The development includes 111 rental units and 425 condominium units, along with more than 700,000 square feet of retail space.
“City Creek enjoyed a strong first year of full operations,” he said. “Condominium sales are steady, our office space occupancy is at above market rates and our rental apartments (City Creek Landing) are fully leased.”
While the rental occupancy has been at 100 percent since March of 2012, more than half of the condominium units at 99 West, The Regent and Richards Court remain listed as for sale. The 219 units range in price from $243,000 to $2.36 million.
On the retail side, 98 percent of the available square footage at City Creek Center is currently leased, according to marketing manager Dee Brewer. Since the opening, only one tenant has left, Big Sal's Sandwich Shop, and the retail roster has expanded, said general manager Linda Wardell.
With an estimated 16.2 million visits annually, the center is expecting to continue to attract shoppers and diners to the central business district and become the “rising tide that lifts all boats,” she said.
“City Creek has definitely revitalized downtown,” Wardell said. “We are partnering with the Downtown Alliance and working on ways that we can make downtown stronger.”
That optimism also rose from the corporate level of the new center.
"City Creek Center has exceeded our expectations in terms of traffic and business, and the attention the project continues to get globally for its beauty and uniqueness," said Karen MacDonald, communications director for Michigan-based Taubman Inc., which owns city Creek Center.
Taubman would not comment on how City Creek Center performed in comparison to the rest of the centers in the company's portfolio. Prior to its opening, some questioned the decision to keep stores closed on Sunday. But MacDonald said the success thus far of the development quieted concerns.

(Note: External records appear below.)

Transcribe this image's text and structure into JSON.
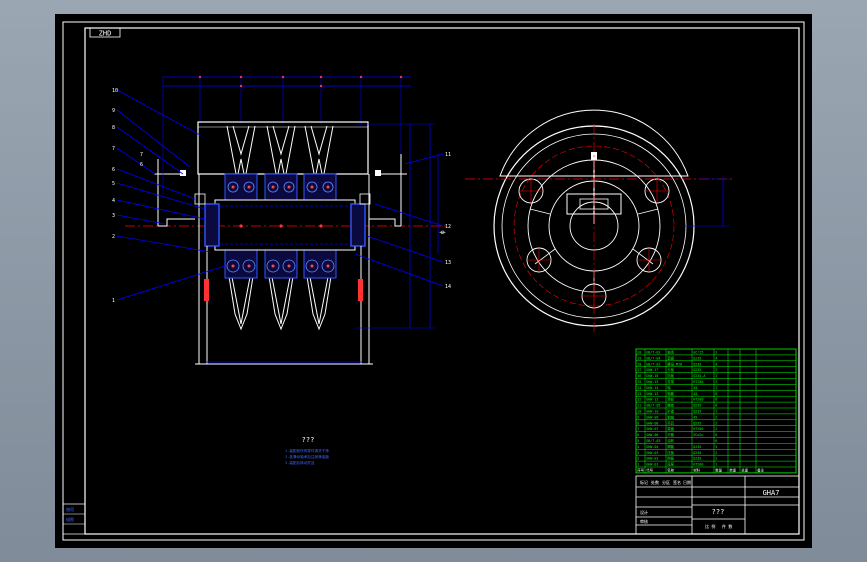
{
  "drawing": {
    "sheet_tag": "ZHD",
    "title_mark": "???",
    "notes": [
      "1.装配前所有零件清洗干净",
      "2.各滑动轴承加注润滑油脂",
      "3.装配后转动灵活"
    ],
    "dim_label": "ф",
    "callout_left": [
      "10",
      "9",
      "8",
      "7",
      "6",
      "5",
      "4",
      "3",
      "2",
      "1"
    ],
    "callout_right": [
      "11",
      "12",
      "13",
      "14"
    ]
  },
  "bom": {
    "rows": [
      [
        "20",
        "GB/T-02",
        "轴承",
        "GCr15",
        "2",
        "",
        "",
        ""
      ],
      [
        "19",
        "GB/T-04",
        "垫圈",
        "Q235",
        "4",
        "",
        "",
        ""
      ],
      [
        "18",
        "GB/T-01",
        "螺母 M16",
        "Q235",
        "4",
        "",
        "",
        ""
      ],
      [
        "17",
        "GHW-17",
        "卡板",
        "Q235",
        "2",
        "",
        "",
        ""
      ],
      [
        "16",
        "GHW-16",
        "挡板",
        "Q235-A",
        "2",
        "",
        "",
        ""
      ],
      [
        "15",
        "GHW-15",
        "支架",
        "HT200",
        "2",
        "",
        "",
        ""
      ],
      [
        "14",
        "GHW-14",
        "轴",
        "45",
        "1",
        "",
        "",
        ""
      ],
      [
        "13",
        "GHW-13",
        "轴套",
        "45",
        "6",
        "",
        "",
        ""
      ],
      [
        "12",
        "GHW-12",
        "滑轮",
        "HT200",
        "6",
        "",
        "",
        ""
      ],
      [
        "11",
        "GB/T-05",
        "螺栓",
        "Q235",
        "8",
        "",
        "",
        ""
      ],
      [
        "10",
        "GHW-10",
        "护罩",
        "Q235",
        "1",
        "",
        "",
        ""
      ],
      [
        "9",
        "GHW-09",
        "销轴",
        "45",
        "2",
        "",
        "",
        ""
      ],
      [
        "8",
        "GHW-08",
        "吊耳",
        "Q235",
        "2",
        "",
        "",
        ""
      ],
      [
        "7",
        "GHW-07",
        "端盖",
        "HT200",
        "2",
        "",
        "",
        ""
      ],
      [
        "6",
        "GHW-06",
        "衬套",
        "ZCuSn",
        "6",
        "",
        "",
        ""
      ],
      [
        "5",
        "GB/T-03",
        "油杯",
        "",
        "6",
        "",
        "",
        ""
      ],
      [
        "4",
        "GHW-04",
        "隔套",
        "Q235",
        "5",
        "",
        "",
        ""
      ],
      [
        "3",
        "GHW-03",
        "压板",
        "Q235",
        "2",
        "",
        "",
        ""
      ],
      [
        "2",
        "GHW-02",
        "侧板",
        "Q235",
        "2",
        "",
        "",
        ""
      ],
      [
        "1",
        "GHW-01",
        "底座",
        "HT200",
        "1",
        "",
        "",
        ""
      ]
    ],
    "header": [
      "序号",
      "代号",
      "名称",
      "材料",
      "数量",
      "单重",
      "总重",
      "备注"
    ]
  },
  "title_block": {
    "drawing_no": "GHA7",
    "name": "???",
    "scale": "比 例",
    "qty": "件 数",
    "left_labels": [
      "设计",
      "审核"
    ],
    "stamp_labels": [
      "标记",
      "处数",
      "分区",
      "签名",
      "日期"
    ]
  },
  "left_stamp": {
    "labels": [
      "借用",
      "描图"
    ]
  }
}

"The stores understand that the shopping center is closed on Sunday when they sign their lease," she said. "They believe they can be as successful in six days of operation as they would be in seven elsewhere."

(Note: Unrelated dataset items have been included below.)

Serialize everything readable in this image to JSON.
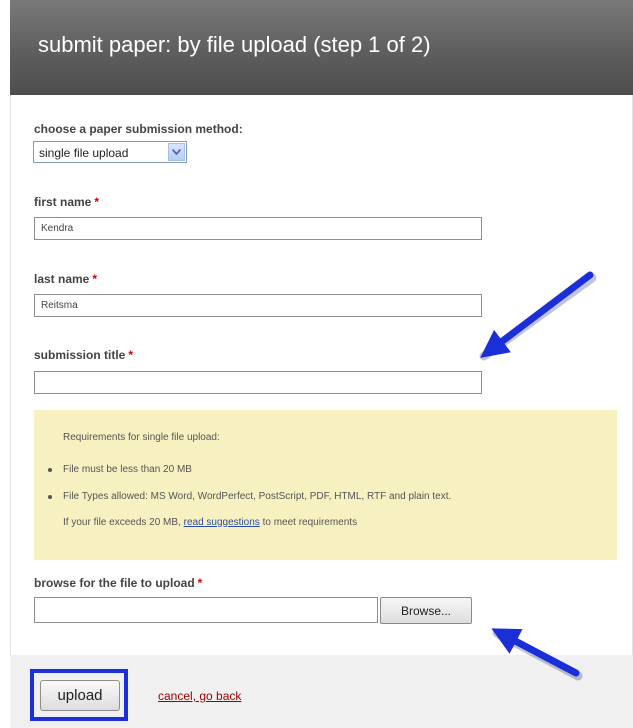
{
  "header": {
    "title": "submit paper: by file upload (step 1 of 2)"
  },
  "form": {
    "method": {
      "label": "choose a paper submission method:",
      "selected": "single file upload"
    },
    "first_name": {
      "label": "first name",
      "value": "Kendra"
    },
    "last_name": {
      "label": "last name",
      "value": "Reitsma"
    },
    "title": {
      "label": "submission title",
      "value": ""
    },
    "required_marker": "*"
  },
  "requirements": {
    "heading": "Requirements for single file upload:",
    "items": [
      "File must be less than 20 MB",
      "File Types allowed: MS Word, WordPerfect, PostScript, PDF, HTML, RTF and plain text."
    ],
    "note_prefix": "If your file exceeds 20 MB, ",
    "note_link": "read suggestions",
    "note_suffix": " to meet requirements"
  },
  "upload": {
    "label": "browse for the file to upload",
    "browse_label": "Browse...",
    "submit_label": "upload",
    "cancel_label": "cancel, go back"
  },
  "colors": {
    "annotation_arrow": "#1b2fd8",
    "required_marker": "#cc0000",
    "requirements_bg": "#f7f1c2",
    "cancel_link": "#990000"
  },
  "icons": {
    "select_arrow": "chevron-down-icon",
    "annotation": "arrow-icon"
  }
}
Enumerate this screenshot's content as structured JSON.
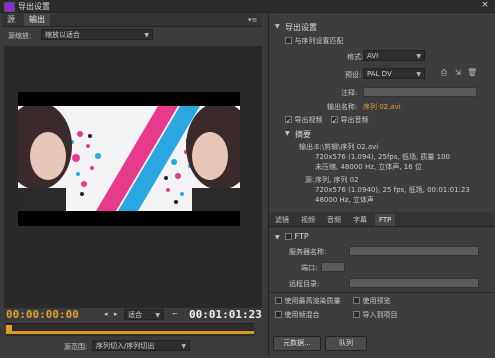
{
  "window": {
    "title": "导出设置",
    "close_glyph": "×"
  },
  "left": {
    "tabs": [
      "源",
      "输出"
    ],
    "panel_menu_glyph": "▾≡",
    "source_scaling_label": "源缩放:",
    "source_scaling_value": "缩放以适合",
    "timecode_start": "00:00:00:00",
    "fit_value": "适合",
    "timecode_end": "00:01:01:23",
    "range_label": "源范围:",
    "range_value": "序列切入/序列切出"
  },
  "right": {
    "export_settings_heading": "导出设置",
    "match_sequence_label": "与序列设置匹配",
    "format_label": "格式:",
    "format_value": "AVI",
    "preset_label": "预设:",
    "preset_value": "PAL DV",
    "comments_label": "注释:",
    "output_name_label": "输出名称:",
    "output_name_value": "序列 02.avi",
    "export_video_label": "导出视频",
    "export_audio_label": "导出音频",
    "summary_heading": "摘要",
    "output_label": "输出:",
    "output_line1": "E:\\剪辑\\序列 02.avi",
    "output_line2": "720x576 (1.094), 25fps, 低场, 质量 100",
    "output_line3": "未压缩, 48000 Hz, 立体声, 16 位",
    "source_label": "源:",
    "source_line1": "序列, 序列 02",
    "source_line2": "720x576 (1.0940), 25 fps, 低场, 00:01:01:23",
    "source_line3": "48000 Hz, 立体声",
    "tabs": [
      "滤镜",
      "视频",
      "音频",
      "字幕",
      "FTP"
    ],
    "ftp_heading": "FTP",
    "server_label": "服务器名称:",
    "port_label": "端口:",
    "remote_label": "远程目录:",
    "max_render_label": "使用最高渲染质量",
    "use_preview_label": "使用预览",
    "use_frame_blend_label": "使用帧混合",
    "import_project_label": "导入到项目",
    "metadata_button": "元数据...",
    "queue_button": "队列"
  }
}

The development of City Creek Center was touted as boon for the downtown economy, including its largest retail competitor to the west — The Gateway. During the past 12 months, The Gateway has experienced the loss of such staple tenants as the Apple Store, Ann Taylor and Anthropologie — all of which relocated to City Creek Center — and more than a dozen other stores.

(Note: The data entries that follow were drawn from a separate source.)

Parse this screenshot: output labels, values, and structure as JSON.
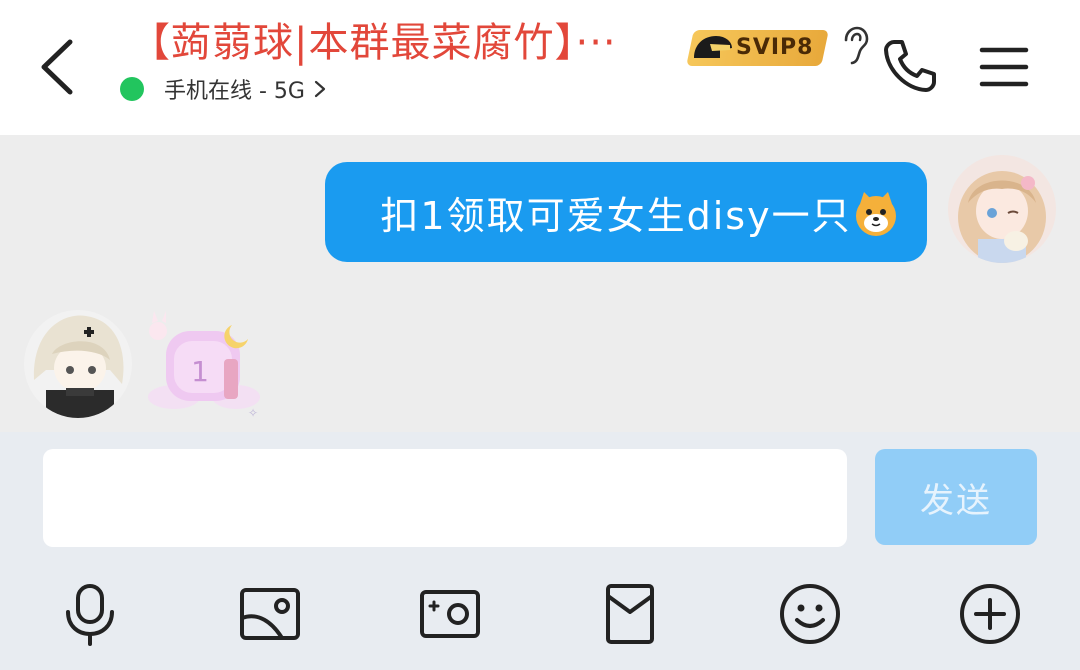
{
  "header": {
    "title": "【蒟蒻球|本群最菜腐竹】···",
    "status": "手机在线 - 5G",
    "vip_label": "SVIP8"
  },
  "messages": [
    {
      "direction": "out",
      "text": "扣1领取可爱女生disy一只",
      "emoji": "dog-face-emoji"
    },
    {
      "direction": "in",
      "type": "sticker",
      "sticker_glyph": "1"
    }
  ],
  "composer": {
    "input_value": "",
    "send_label": "发送"
  },
  "toolbar": [
    "microphone-icon",
    "image-icon",
    "camera-icon",
    "red-packet-icon",
    "emoji-icon",
    "plus-icon"
  ],
  "colors": {
    "bubble": "#1a9bf0",
    "title": "#e2473a",
    "online": "#22c55e",
    "send": "#91cdf7"
  }
}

Despite the turnover, the managers of the shopping and entertainment center said they are preparing to reposition The Gateway for a new era and are planning a $2 million investment in the property.
“It has been an interesting year for The Gateway with the new shopping center downtown, but it has certainly been a successful one,” said Scott Bennett, general manager of The Gateway. “While we lost some retailers, we retained the vast majority, gained another nine new merchants and had two of our merchants expand their stores. So we have 100 merchants and more restaurants than any other shopping center in the state.”
Retail Properties of America Inc., which owns The Gateway, is launching a $2 million improvement plan focused on “ambiance, community and being green.” The additions include installing soft-seating areas, which will more than double the center’s existing seating as well as upgrading landscape and hardscape areas.